Wed 1 October
News Room
Sitting in the ‘Newsroom’. Somehow even in this calm there is a buzz of excitement alongside the buzz of computer terminals. Someone sits with a giant yellowing newspaper on a Perspex stand. Specific accoutrements of knowledge and the storage of it. Purpose made stands. Print cases. Book jackets. The essential props of reading and research.

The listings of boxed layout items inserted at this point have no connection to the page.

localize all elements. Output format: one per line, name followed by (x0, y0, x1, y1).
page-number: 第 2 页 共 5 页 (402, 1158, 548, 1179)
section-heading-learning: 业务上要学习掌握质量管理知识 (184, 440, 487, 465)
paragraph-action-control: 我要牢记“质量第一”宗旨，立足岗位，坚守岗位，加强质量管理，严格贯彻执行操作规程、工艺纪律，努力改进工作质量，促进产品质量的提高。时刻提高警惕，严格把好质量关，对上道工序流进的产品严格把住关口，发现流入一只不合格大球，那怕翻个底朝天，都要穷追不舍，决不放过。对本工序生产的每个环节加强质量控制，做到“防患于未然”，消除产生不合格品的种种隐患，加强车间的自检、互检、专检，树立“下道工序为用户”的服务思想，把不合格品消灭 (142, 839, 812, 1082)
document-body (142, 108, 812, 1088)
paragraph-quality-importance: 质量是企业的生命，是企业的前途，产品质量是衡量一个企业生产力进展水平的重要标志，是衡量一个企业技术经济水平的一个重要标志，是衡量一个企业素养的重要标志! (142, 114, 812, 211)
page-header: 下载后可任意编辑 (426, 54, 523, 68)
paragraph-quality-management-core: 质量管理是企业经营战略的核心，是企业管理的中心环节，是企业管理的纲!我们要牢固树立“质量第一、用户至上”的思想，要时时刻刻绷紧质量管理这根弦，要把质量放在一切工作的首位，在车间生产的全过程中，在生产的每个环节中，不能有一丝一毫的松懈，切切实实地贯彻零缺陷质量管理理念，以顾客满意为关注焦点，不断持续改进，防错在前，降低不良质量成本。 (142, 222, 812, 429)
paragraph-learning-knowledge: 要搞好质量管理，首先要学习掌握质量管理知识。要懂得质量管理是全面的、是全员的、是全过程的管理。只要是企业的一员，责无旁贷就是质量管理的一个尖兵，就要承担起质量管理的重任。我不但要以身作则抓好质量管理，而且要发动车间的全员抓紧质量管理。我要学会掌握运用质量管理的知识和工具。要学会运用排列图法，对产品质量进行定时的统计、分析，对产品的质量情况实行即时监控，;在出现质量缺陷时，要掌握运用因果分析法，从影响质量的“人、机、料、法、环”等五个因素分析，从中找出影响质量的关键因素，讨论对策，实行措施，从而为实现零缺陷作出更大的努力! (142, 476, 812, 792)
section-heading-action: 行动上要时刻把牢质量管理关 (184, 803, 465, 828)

Apt that outside of these walls this is a week of critics -my day here interrupted by visits from press teams. BBC World service. The Times. ITN arriving at the house later – to be confronted by the microfiche unit I have on a cash and carry trolley in the front room. We’ve become used to news items and the way they seem to hollow out the meaning of the work we do. The way we can no longer design the story or control the message in these contexts. The cuts that happen if we dare mention anything about the need for systemic change. The anodyne tones. In these worlds we are not allowed to be artists - just ‘east end arty types’ – language used to patronise and defuse. And yet behind that annoyance is also an education in the way the industry works and is shifting. Talking to photographers awaiting news of redundancy. Of the move from text to visual content. Print to online. Photographer to videographer. Budget cuts and censorship. Of the need for a free press. For good investigative journalism. For holding power to account and the fights that take place for this.
This room is exciting. The microfiche units stand like theatres of an era. Political stages. Theatres of War. No photos allowed of the larger than broadsheet scale front pages that line the walls. HOLD THE FRONT PAGE. 9 11. News is everywhere. Discarded papers still up on screens. Fonts. Texts. Black and white images. References crowd my mind - the different form of living newspapers in the Harry Potter films – characters screaming out of pages. The cut and paste collage of Peter Kennard, the headlines of Led by Donkeys. There are shelves of books about ‘the news’, the rise and fall of Fleet Street. Murdoch. The business of news in the digital age. Out of Print. Fake news.
The day is a day of discoveries. Emerging from the Lord Chamberlain’s Collection – navigating volumes and index cards under the enthusiastic and knowledgeable guidance of Alex Lock, Modern Archives and Manuscripts Curator. The blue pen of censorship as the Lord Chamberlain regrets to inform playwrights of their silencing. The instructions described in the readers comments: ‘cut the bum scene.’ Cuts and editing. As this is a collection of plays from Britain’s stages each of us admits to secretly not holding much hope that we’d bring up much from the list of New Deal‘ Living Newspaper’ Plays in this archive but in the stained yellow index cards topped by bold PO font on orange we find POWER.
What makes a church hall in St Albans seek out and put on the ‘Power’ play by US playwright Arthur Arendt in 1947 – a decade after it was staged in a New York? A world and war between them. The reader’s notes are brief and descriptive – a quick summary of what the play POWER covers. There is a ? over Nationalisation. This was 1947. The Welfare State was in creation and this was a year of Nationalisation in Britain - of infrastructure and industry. What made St Saviours Church Hall put this play on? A radical vicar? A coincidental link to the US? How can I find out?
At home I have the microfiche unit waiting for me and a stack of newspapers. This is the time to experiment. Conceptually. Materially. What is microfiche/film made of? Who makes and breaks the news? How do we consume it now? How does a cut up collage methodology apply across material and digital in. Who might be involved in this experiment? Who am I sitting opposite in this newsroom? – retired news editors. Journalists. Authors. If the New Deal’s ‘Living Newspaper Unit’ employed out of work journalists what skills could this employ? Am I worked directly with archive or am I making a new form of archive informed by the materials? One that addresses the analogue and digital. Our shifting ways of knowing and communicating. Is print the ultimate output or is it something in between print, digital, performance?
On the red brick walls of the terminal hotel is written in chalk “50 yards- British Thieves 1868-2025’, A pink car of the kind found in Asphalt Legends is parked up on the forecourt of the Midland Grand Hotel. After it was a Grand Hotel and before it became grand again, the hotel lay derelict. In that dormant time I was one of a group of artists who occupied it to put on an exhibition in which I filled an upper floor servants quarters rooms with glowing coals in a work called ‘Smog Nocturne’ - a reference to extraction and exploitation and the behind the scenes labour of luxury that remain my reoccupation. Even the roof slates are Imperial. I spot the same chalked text scratched larger with more ferocity further down the station walls. ‘Any Day Now. Hellfire Times.’
Notes to research: Mayday Rooms. Newspeak House. British Library kit. Postroom. British Library’s own past exhibition on the news.